Web TV www.labourseetlavie.com : Oui.

Alain Pitous – Gérant Talence Gestion : Donc, il n’y a pas urgence. L’économie ne va pas s’inverser comme ça. Mais encore une fois, les hommes politiques sont un peu capables de tout. On l’a vu avec Cameron. Pour sortir l’Europe de l’ornière, on l’entend un petit peu. On voit les Italiens qui poussent dans ce sens-là. Les français, je pense qu’ils sont prêts à faire n’importe quoi pour que l’économie reparte un petit peu.
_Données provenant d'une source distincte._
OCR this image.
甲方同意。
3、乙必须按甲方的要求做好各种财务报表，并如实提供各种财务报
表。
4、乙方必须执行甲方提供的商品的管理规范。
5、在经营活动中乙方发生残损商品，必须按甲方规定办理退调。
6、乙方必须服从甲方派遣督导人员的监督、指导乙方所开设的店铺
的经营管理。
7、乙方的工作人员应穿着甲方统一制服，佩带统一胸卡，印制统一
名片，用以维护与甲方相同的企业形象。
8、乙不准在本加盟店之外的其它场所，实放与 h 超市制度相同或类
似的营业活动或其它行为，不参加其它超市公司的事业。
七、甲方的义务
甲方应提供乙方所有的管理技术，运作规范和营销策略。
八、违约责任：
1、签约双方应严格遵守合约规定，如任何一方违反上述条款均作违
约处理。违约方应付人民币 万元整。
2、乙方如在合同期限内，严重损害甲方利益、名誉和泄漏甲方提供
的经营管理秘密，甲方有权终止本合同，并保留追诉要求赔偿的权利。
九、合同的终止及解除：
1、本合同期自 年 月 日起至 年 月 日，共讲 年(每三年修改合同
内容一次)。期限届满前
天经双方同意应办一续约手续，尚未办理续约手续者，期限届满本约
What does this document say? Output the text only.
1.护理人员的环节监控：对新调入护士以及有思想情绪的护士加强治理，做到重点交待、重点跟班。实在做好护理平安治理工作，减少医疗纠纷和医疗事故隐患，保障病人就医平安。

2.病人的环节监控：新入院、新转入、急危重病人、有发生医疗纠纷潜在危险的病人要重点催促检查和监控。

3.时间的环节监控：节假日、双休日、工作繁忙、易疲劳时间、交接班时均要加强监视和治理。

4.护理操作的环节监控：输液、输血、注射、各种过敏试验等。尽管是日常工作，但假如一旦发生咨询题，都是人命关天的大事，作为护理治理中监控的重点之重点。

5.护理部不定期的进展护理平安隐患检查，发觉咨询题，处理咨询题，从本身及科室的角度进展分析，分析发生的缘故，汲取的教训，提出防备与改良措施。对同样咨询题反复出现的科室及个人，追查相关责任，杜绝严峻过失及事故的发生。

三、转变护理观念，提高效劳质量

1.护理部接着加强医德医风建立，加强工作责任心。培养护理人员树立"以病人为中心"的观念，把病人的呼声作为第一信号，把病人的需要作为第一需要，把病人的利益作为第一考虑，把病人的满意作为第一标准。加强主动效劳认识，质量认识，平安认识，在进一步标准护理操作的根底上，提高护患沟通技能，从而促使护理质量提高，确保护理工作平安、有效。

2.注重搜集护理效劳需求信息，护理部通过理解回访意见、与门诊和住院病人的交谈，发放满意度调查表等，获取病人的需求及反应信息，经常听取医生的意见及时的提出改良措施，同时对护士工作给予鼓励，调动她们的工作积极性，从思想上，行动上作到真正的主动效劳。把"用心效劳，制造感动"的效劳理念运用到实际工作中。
Web TV www.labourseetlavie.com : Il faudra convaincre l’Allemagne.

Alain Pitous – Gérant Talence Gestion : Il faudra convaincre un peu les Allemands, mais les Allemands sont un peu tous seuls aujourd’hui. Donc, ils vont peut-être avoir envie aussi de faire quelque chose.

Web TV www.labourseetlavie.com : On suivra ça. Merci Alain Pitous.

Alain Pitous – Gérant Talence Gestion : Merci beaucoup.